Healthcare platform Cerebral sends data breach notices to 3.18 million people who have interacted with its websites, apps and telehealth services.

Cerebral is a remote telehealth company that provides online therapy and medication management for a variety of mental health conditions, including anxiety, depression, ADHD, bipolar disorder, and addiction.

In a ‘HIPAA privacy breach notice’ posted on Cerebral’s site this week, the company revealed that it uses web beacons trackers from Google, Meta (Facebook), TikTok and other third parties. on its online services since October 12, 2019.

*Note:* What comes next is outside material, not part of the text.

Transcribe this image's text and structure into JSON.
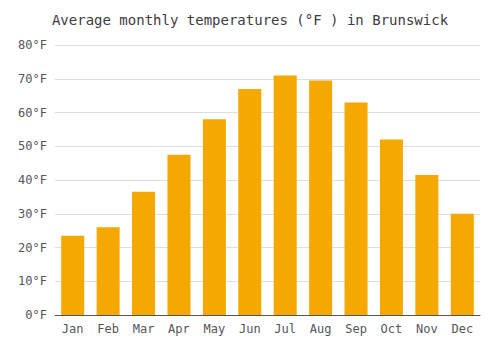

Due to the data-logging capabilities of a tracking pixel, Cerebral said the sensitive medical information of people who use the provider’s platform is exposed to third parties without the patient’s permission.

“Cerebral recently launched a review of its use of tracking technologies and data sharing practices involving contractors,” Cerebral warned. privacy breach notice.

“On January 3, 2023, Cerebral determined that it had disclosed certain information that may be regulated as protected health information (“PHI”) under HIPAA to certain third-party platforms and contractors without having obtained the assurances required by HIPAA.”

Cerebral reported the US Department of Health and Human Services breach portal that 3,179,835 people had their information exposed as part of this breach.

The information disclosed to tech giants and subtractors varies for each individual, depending on what was entered into the Cerebral platform.

For example, some users only created an account on Cerebral, others completed the mental self-assessment online, and some purchased a subscription plan.

In general, the company lists the following information as potentially exposed:

• Full name
• Phone number
• E-mail address
• Date of birth
• IP adress
• Brain Client ID Number
• Demographic information
• Self-report responses and associated health information
• Subscription type
• Appointment dates
• Treatment details and other clinical information
• Information on health insurance/pharmacy benefits

This information may have been disclosed to third parties from October 12, 2019 to January 3, 2023, when the company became aware that the data was being exposed via tracking pixels.

Cerebral says that regardless of users’ level of interaction with its platforms, their social security number, credit card information, and bank account information were not impacted.

All active trackers on Cerebral’s platform have now been removed or reconfigured to prevent disclosure of sensitive data to third parties that do not meet HIPAA requirements.

The company says it is not aware of any misuse of sensitive health information. However, this suggests that everyone involved reset their Cerebral user account password as a precaution.

Additionally, the company will cover the costs of free credit monitoring for those at risk of identity theft and fraud.

This disclosure comes just days after the FTC reached a $7.8 million settlement with online counseling service BetterHelp to share sensitive medical data with advertisers like Facebook, Snapchat, Criteo and Pinterest.

Last year it was revealed that several American hospitals used an online patient services portal named “MyChart”, which hosted the invisible Meta Pixel JavaScript tracker, essentially allowing advertisers to access sensitive data million medical data.

In July 2022, a class action was filed against Meta, UCSF Medical Center, and the Dignity Health Medical Foundation, alleging that the organizations were unlawfully collecting sensitive patient health data for the purpose of targeted advertising.